La stagione è quasi al giro di boa: qual è il tuo obiettivo finale?
“A causa dell’infortunio, con due cadute in tre gare, è cambiato rispetto a marzo. Punto a stare sempre davanti nelle prove libere e finire tutte le gare”.
Come vivi il weekend in circuito?
“Finite le qualifiche, sabato mi metto tranquillo. Al contrario di domenica mattina: la griglia di partenza si avvicina e sale la tensione. Poi mi tranquillizzo un po’. Se il warm-up è andato bene”.
Se è andato male?
“Mi agito di più!”.
Allora prima del Gran Premio farai qualcosa per distendere i nervi.
“Niente di particolare, a parte seguire un rituale preciso nella preparazione. Non per scaramanzia, ma per concentrarmi: infilo tuta, stivali e guanti a cominciare dal lato destro.
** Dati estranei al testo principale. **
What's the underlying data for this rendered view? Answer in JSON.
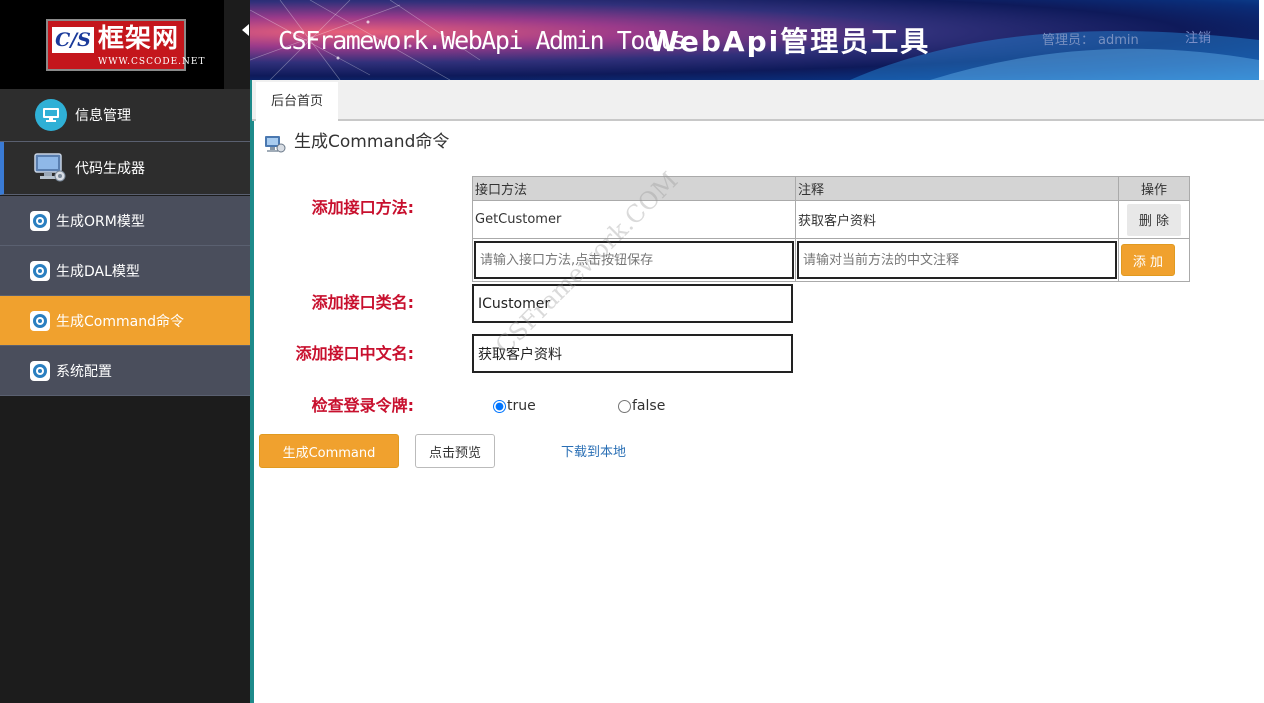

In questo modo entro in modalità ‘on’ e sono pronto”.
Vuoi dire che non sei superstizioso, a differenza dei tuoi colleghi?
“Nella vita no, non faccio caso a gatti neri o specchi rotti. Nel paddock, sì: il mio portafortuna è un paio di slip che metto a ogni gara”.
Ricordi la tua prima volta in sella?
“No, ero troppo piccolo. Considero la mia prima volta quando mi sono presentato alla scuola del papà di Jorge (Lorenzo, ndr): tutto mi sembrava bellissimo e indossare la tuta era stata un’emozione fortissima, mi sentivo già un pilota professionista: volevo seguire le orme di mio cugino”.
Di chi parli?
“Di Joan Perelló. Mi sono appassionato alle moto guardando lui: ha partecipato al Mondiale, classe 125, nel 2009. Ho chiesto io a papà di provare a guidare”.
Ti ha risposto subito “sì”?
“Sì, anche se avrebbe preferito che mi dedicassi ad altre discipline, ha un’azienda che produce tavole da skate e surf: avrebbe voluto che diventassi simbolo del marchio”.
Hai mai pensato a un piano b?
“No, ma so che farei tutt’altro: lavorerei nella sua azienda o nell’impresa di costruzioni di famiglia, da parte di mamma”.
Sei molto legato ai genitori?
“Tanto. Forse l’unico aspetto negativo del mio mestiere è la lontananza dalle persone care. A dimostrazione del legame forte, io e mamma abbiamo lo stesso tatuaggio: il mantra ‘Ajai Alai’, che dà forza e sicurezza”.
Cos’altro ti manca quando giri per circuiti?
“Il mare. Sono originario di Maiorca e quando abitavo lì, ora vivo ad Andorra, dopo l’allenamento mi fiondavo in acqua: ho provato di tutto, jet-ski incluso”.
A proposito di Maiorca: oltre a te, sull’isola sono nati Jorge Lorenzo e Rafael Nadal.
“Più altri talenti dello sport, come Hugo González. Jorge l’ho conosciuto in circuito: quando si allenava a Maiorca io ero troppo piccolo e poi si è trasferito a Barcellona. Rafa, invece, abita ancora sulla nostra isola e l’ho incontrato varie volte. Sono anche andato nella sua accademia e l’ho visto giocare”.
Nel 2020 Suzuki festeggia 60 anni in pista: chi tra le sue leggende vorresti sfidare?
“Kevin Schwantz, su una 500. Non l’ho mai guidata e mi piacerebbe provarla: con lui a fianco sarebbe fantastico”.